Earlier this month, Rep Garcia (D,CA) introduced HR 9469, the Pipeline Security Act. The bill would amend 49 USC 114 to specifically add pipeline security to the list of responsibilities of the Transportation Security Administration. No new funding is authorized by this legislation.
Definitions
No new definitions are provided in this bill, there are, however, numerous references to existing statutory definitions where new terms are used in the proposed language. These include various cybersecurity related terms that are defined by reference to 6 USC 650. Those definitions rely on the included control-system-inclusive definition of ‘information system’.
Additional Duties
Subsection 2(a) would amend §114(f), Additional Duties and Powers, by inserting a new paragraph (16):
“(16) maintain responsibility, in coordination with the Director of the Cybersecurity and Infrastructure Security Agency, as appropriate, for securing pipeline transportation and pipeline facilities (as such terms are defined in section 60101 of this title) against cybersecurity threats (as such term is defined in section 2200 of the Homeland Security Act of 2002 (6 U.S.C. 650)) [emphasis added], acts of terrorism (as such term is defined in section 3077 of title 18), and other security threats; and”

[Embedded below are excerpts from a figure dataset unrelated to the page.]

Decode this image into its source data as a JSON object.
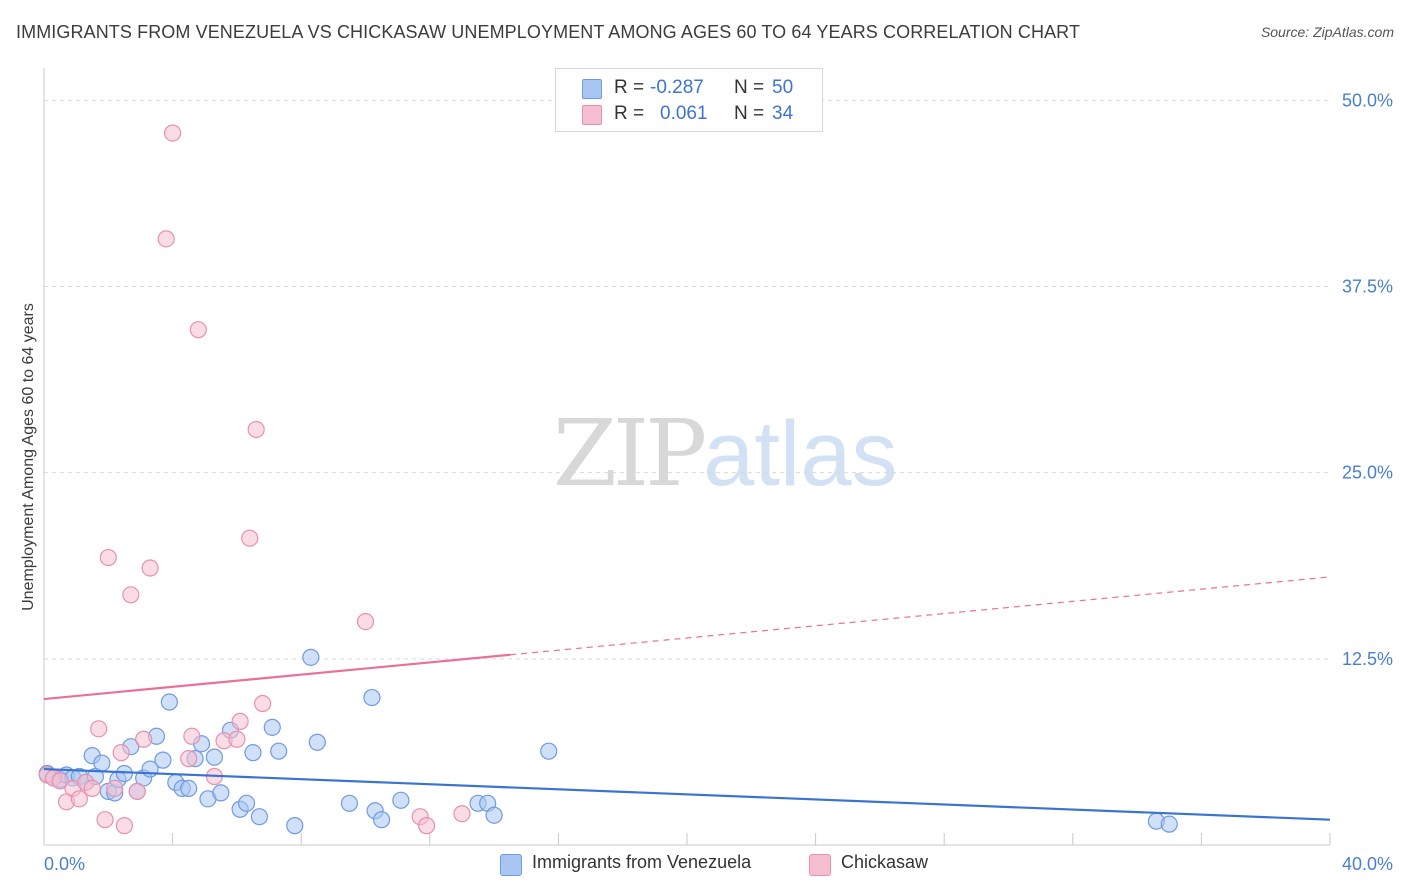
{
  "header": {
    "title": "IMMIGRANTS FROM VENEZUELA VS CHICKASAW UNEMPLOYMENT AMONG AGES 60 TO 64 YEARS CORRELATION CHART",
    "source": "Source: ZipAtlas.com"
  },
  "watermark": {
    "zip": "ZIP",
    "atlas": "atlas"
  },
  "colors": {
    "blue_fill": "#a9c6f2",
    "blue_stroke": "#6f9be0",
    "blue_line": "#3a74d0",
    "pink_fill": "#f6bfd0",
    "pink_stroke": "#e891ae",
    "pink_line": "#e8709a",
    "tick_text": "#4a7fd0",
    "grid": "#d9d9d9"
  },
  "legend": {
    "rows": [
      {
        "r_label": "R =",
        "r_value": "-0.287",
        "n_label": "N =",
        "n_value": "50"
      },
      {
        "r_label": "R =",
        "r_value": "0.061",
        "n_label": "N =",
        "n_value": "34"
      }
    ],
    "bottom": [
      "Immigrants from Venezuela",
      "Chickasaw"
    ]
  },
  "chart_data": {
    "type": "scatter",
    "title": "IMMIGRANTS FROM VENEZUELA VS CHICKASAW UNEMPLOYMENT AMONG AGES 60 TO 64 YEARS CORRELATION CHART",
    "xlabel": "",
    "ylabel": "Unemployment Among Ages 60 to 64 years",
    "xlim": [
      0,
      40
    ],
    "ylim": [
      0,
      51.5
    ],
    "x_tick_labels": [
      "0.0%",
      "40.0%"
    ],
    "y_ticks": [
      12.5,
      25.0,
      37.5,
      50.0
    ],
    "y_tick_labels": [
      "12.5%",
      "25.0%",
      "37.5%",
      "50.0%"
    ],
    "grid": true,
    "legend_position": "top-center",
    "series": [
      {
        "name": "Immigrants from Venezuela",
        "R": -0.287,
        "N": 50,
        "trend": {
          "x0": 0,
          "y0": 5.1,
          "x1": 40,
          "y1": 1.7,
          "solid_to_x": 40
        },
        "points": [
          [
            0.1,
            4.8
          ],
          [
            0.3,
            4.5
          ],
          [
            0.5,
            4.4
          ],
          [
            0.7,
            4.7
          ],
          [
            0.9,
            4.5
          ],
          [
            1.1,
            4.6
          ],
          [
            1.3,
            4.2
          ],
          [
            1.5,
            6.0
          ],
          [
            1.6,
            4.6
          ],
          [
            1.8,
            5.5
          ],
          [
            2.0,
            3.6
          ],
          [
            2.2,
            3.5
          ],
          [
            2.3,
            4.4
          ],
          [
            2.5,
            4.8
          ],
          [
            2.7,
            6.6
          ],
          [
            2.9,
            3.6
          ],
          [
            3.1,
            4.5
          ],
          [
            3.3,
            5.1
          ],
          [
            3.5,
            7.3
          ],
          [
            3.7,
            5.7
          ],
          [
            3.9,
            9.6
          ],
          [
            4.1,
            4.2
          ],
          [
            4.3,
            3.8
          ],
          [
            4.5,
            3.8
          ],
          [
            4.7,
            5.8
          ],
          [
            4.9,
            6.8
          ],
          [
            5.1,
            3.1
          ],
          [
            5.3,
            5.9
          ],
          [
            5.5,
            3.5
          ],
          [
            5.8,
            7.7
          ],
          [
            6.1,
            2.4
          ],
          [
            6.3,
            2.8
          ],
          [
            6.5,
            6.2
          ],
          [
            6.7,
            1.9
          ],
          [
            7.1,
            7.9
          ],
          [
            7.3,
            6.3
          ],
          [
            7.8,
            1.3
          ],
          [
            8.3,
            12.6
          ],
          [
            8.5,
            6.9
          ],
          [
            9.5,
            2.8
          ],
          [
            10.2,
            9.9
          ],
          [
            10.3,
            2.3
          ],
          [
            10.5,
            1.7
          ],
          [
            11.1,
            3.0
          ],
          [
            13.5,
            2.8
          ],
          [
            13.8,
            2.8
          ],
          [
            14.0,
            2.0
          ],
          [
            15.7,
            6.3
          ],
          [
            34.6,
            1.6
          ],
          [
            35.0,
            1.4
          ]
        ]
      },
      {
        "name": "Chickasaw",
        "R": 0.061,
        "N": 34,
        "trend": {
          "x0": 0,
          "y0": 9.8,
          "x1": 40,
          "y1": 18.0,
          "solid_to_x": 14.5
        },
        "points": [
          [
            0.1,
            4.7
          ],
          [
            0.3,
            4.5
          ],
          [
            0.5,
            4.3
          ],
          [
            0.7,
            2.9
          ],
          [
            0.9,
            3.8
          ],
          [
            1.1,
            3.1
          ],
          [
            1.3,
            4.2
          ],
          [
            1.5,
            3.8
          ],
          [
            1.7,
            7.8
          ],
          [
            1.9,
            1.7
          ],
          [
            2.0,
            19.3
          ],
          [
            2.2,
            3.8
          ],
          [
            2.4,
            6.2
          ],
          [
            2.5,
            1.3
          ],
          [
            2.7,
            16.8
          ],
          [
            2.9,
            3.6
          ],
          [
            3.1,
            7.1
          ],
          [
            3.3,
            18.6
          ],
          [
            4.0,
            47.8
          ],
          [
            3.8,
            40.7
          ],
          [
            4.5,
            5.8
          ],
          [
            4.6,
            7.3
          ],
          [
            4.8,
            34.6
          ],
          [
            5.3,
            4.6
          ],
          [
            5.6,
            7.0
          ],
          [
            6.0,
            7.1
          ],
          [
            6.1,
            8.3
          ],
          [
            6.4,
            20.6
          ],
          [
            6.6,
            27.9
          ],
          [
            6.8,
            9.5
          ],
          [
            10.0,
            15.0
          ],
          [
            11.7,
            1.9
          ],
          [
            11.9,
            1.3
          ],
          [
            13.0,
            2.1
          ]
        ]
      }
    ]
  }
}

It would also amend §114(w)(2)(B) by adding a new clause (v):
“(v) ensuring the security of pipeline transportation and pipeline facilities (as such terms are defined in section 60101 of this title) against cybersecurity threats (as such term is defined in section 2200 of the Homeland Security Act of 2002 (6 U.S.C. 650)), acts of terrorism (as such term is defined in section 3077 of title 18), and other security threats.”; and
Finally, it would add a new subsection (y), Pipeline transportation and pipeline facilities responsibilities, outlining TSA responsibilities for pipeline security. In general, those responsibilities would include:
Develop, guidelines for improving the security of pipeline transportation and pipeline facilities against cybersecurity, acts of terrorism, and other security threats, consistent with the NIST Framework for Improvement of Critical Infrastructure Cybersecurity, and any other standard the Administrator considers appropriate,
Promulgate a security directive or regulation that applies to pipeline transportation or pipeline facilities, as appropriate,
Share such guidelines, security directives, and regulations and, as appropriate, intelligence and information regarding such security threats to pipeline transportation and pipeline facilities,
Conduct security assessments, and
Carry out a program through which the Administrator identifies and ranks the relative security risks to certain pipeline transportation and pipeline facilities and inspects pipeline transportation and pipeline facilities.
Moving Forward
Garcia is a member of the House Homeland Security Committee to which this bill was assigned for consideration. This means that there could be sufficient influence to see the bill considered in Committee. There will be some Republican opposition to the call for security directives or regulations for pipeline security, but I suspect that there will be at least some level of bipartisan support for the bill. Unfortunately, this late in the session, the bill is not likely to be considered.
Commentary
The reality is that this bill is going to codify responsibility for actions that TSA is already taking. Even the security directive and regulation section would not require TSA to take any actions beyond that which it has already taken. Bills such as this, however, are important in that they provide a legal backstop for charges that the agency has exceeded its authority. The current authority under §114 is broadly written and could be argued to support the agencies security directives and current rulemaking process. This would make that argument unnecessary.